The Ardmaddy Wishing-Tree

The following post was written by Dr. Ceri Houlbrook, an expert on wishing-trees who has taken a particular interest in the Ardmaddy Wishing-Tree in Argyll.

Money doesn’t grow on trees, claims the old proverb – but it does if people hammer coins into them. And this is exactly what’s been happening on the Ardmaddy Estate in Argyll for about 100 years now.

Lying beside a muddy, little-traversed track leading from Ardmaddy Bay to Degnish Peninsula, in a narrow pass aptly named Bealach na Gaoithe (‘pass of the winds’), is the Ardmaddy Wishing-Tree. It’s a melancholy-looking specimen; a hawthorn (Crataegus monogyna), years dead, gnarled and wind-blasted. But while the tree’s sorry state may capture your sympathy, it’s something else that will capture your attention: the coins embedded into its knotted bark. Hundreds of them, seemingly enveloping the tree in a rainbow of metallic hues, from copper and silver to the patinated blues and greens of verdigris – a testimony to how long these coins have been there.

But, being both an archaeologist and naturally pedantic, I wanted to know exactly how long they’d been there. And so, in 2013, I led a team of archaeologists from the University of Manchester to undertake a small-scale, non-invasive excavation at the site, funded by the Heritage Lottery Fund (details on my blog). Digging around the tree, taking the utmost care to not touch the tree itself, we recovered 691 coins that had fallen from the bark and become buried over time. These coins dated from 1914 to 2011, thus representing almost a century of coin deposition. Bearing in mind the small scale of the dig, I imagine there are many more coins buried still deeper – and how many might have been swallowed up by the tree itself? Clearly people have been embedding their coins into this wizened hawthorn for many years – and apparently still are today.

But why, you might ask. Local custom avers that you deposit a coin into this venerable tree in exchange for a wish (hence the name), in a practice not dissimilar to the wishing-well or -fountain. Indeed, coins have been universally surrendered in wish-fulfilment rituals throughout history; as poet Kathleen Jamie observed, pennies are the ‘common currency of longing’. But tossing a coin into a fountain, a well, a spring, is quite different to embedding one into the bark of a tree. Is there something significant about trees?

People have been tying rags and ribbons to branches for generations, in a custom said to heal: illnesses and sorrows are believed to pass from the sufferer, through the rag or ribbon, into the tree, which bears them all in stoic silence. Perhaps the Ardmaddy Wishing-Tree is employed to the same ends. Certainly the hawthorn has a long history of being considered both sacred and therapeutic, and in Scottish folklore it’s considered to mark the entrance to the Otherworld.
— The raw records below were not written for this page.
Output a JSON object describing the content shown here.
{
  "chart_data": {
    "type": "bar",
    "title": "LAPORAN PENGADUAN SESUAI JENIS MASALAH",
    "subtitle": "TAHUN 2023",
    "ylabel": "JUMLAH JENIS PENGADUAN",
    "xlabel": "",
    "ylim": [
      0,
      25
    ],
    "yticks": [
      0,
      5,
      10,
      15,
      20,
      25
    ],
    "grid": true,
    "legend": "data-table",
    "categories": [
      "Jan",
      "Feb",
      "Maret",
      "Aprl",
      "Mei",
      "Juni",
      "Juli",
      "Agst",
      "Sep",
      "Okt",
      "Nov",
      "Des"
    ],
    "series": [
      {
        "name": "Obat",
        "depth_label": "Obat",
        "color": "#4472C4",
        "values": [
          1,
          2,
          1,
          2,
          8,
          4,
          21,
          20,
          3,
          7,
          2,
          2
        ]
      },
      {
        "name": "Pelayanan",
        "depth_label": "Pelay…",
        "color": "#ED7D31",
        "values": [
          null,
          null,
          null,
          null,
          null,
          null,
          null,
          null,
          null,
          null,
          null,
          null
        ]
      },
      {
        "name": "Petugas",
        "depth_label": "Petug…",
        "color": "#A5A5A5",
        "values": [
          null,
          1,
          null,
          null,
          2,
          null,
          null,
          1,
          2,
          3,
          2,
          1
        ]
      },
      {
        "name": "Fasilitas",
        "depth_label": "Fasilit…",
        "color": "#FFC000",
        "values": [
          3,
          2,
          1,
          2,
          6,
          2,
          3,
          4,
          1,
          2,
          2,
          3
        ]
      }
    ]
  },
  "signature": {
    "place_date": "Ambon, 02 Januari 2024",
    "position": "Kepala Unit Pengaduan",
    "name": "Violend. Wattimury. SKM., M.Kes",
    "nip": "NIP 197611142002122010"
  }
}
It’s unsurprising then that people would surrender their coins – the ‘common currency of longing’ – to a tree associated with fairies and spirits: after all, who better to grant wishes?

This custom isn’t limited to the Ardmaddy Estate – indeed, it’s not limited to Scotland. These trees are found all over the British Isles. Some are old, most are new, showing that people in their thousands are still surrendering coins in exchange for wishes – and proving that money really does grow on trees.

Ardmaddy Wishing-Tree


3 thoughts on “The Ardmaddy Wishing-Tree

  1. Very interesting! I remember seeing the Ardmaddy wishing tree a good few years ago, during a long and rainy walk, and wish I’d taken some photos. I’ve also seen a wishing tree at Ingleborough in Yorkshire, on the way up to Thornton Force. This one wasn’t a hawthorn – I imagine it could have been an oak, although it was hard to tell. Which species of tree, in your experience, has been used the most?

    Liked by 1 person

  2. Hello Jo, thank you for your comment. I’ve been able to identify the species of about 80 coin-trees across the British Isles, and the majority are oak, ash and beech, although I think today it’s more about convenience than species. If there’s a good sized log then it doesn’t matter what species it is. In fact, I interviewed over 200 participants in the custom and only a handful correctly identified the species of the tree they’d just hammered their coin into, so I think while it mattered in the past, priorities have shifted now

    Liked by 2 people

    1. Thanks for that. I wondered if the hawthorn at Ardmaddy was an exception. I’m guessing it’s easier to hammer multiple coins into a thicker trunk such as an ash or an oak! As for the tree itself, I think it’s kinder to just make the wish and keep the coin in your pocket – although the ones I’ve seen have been dead!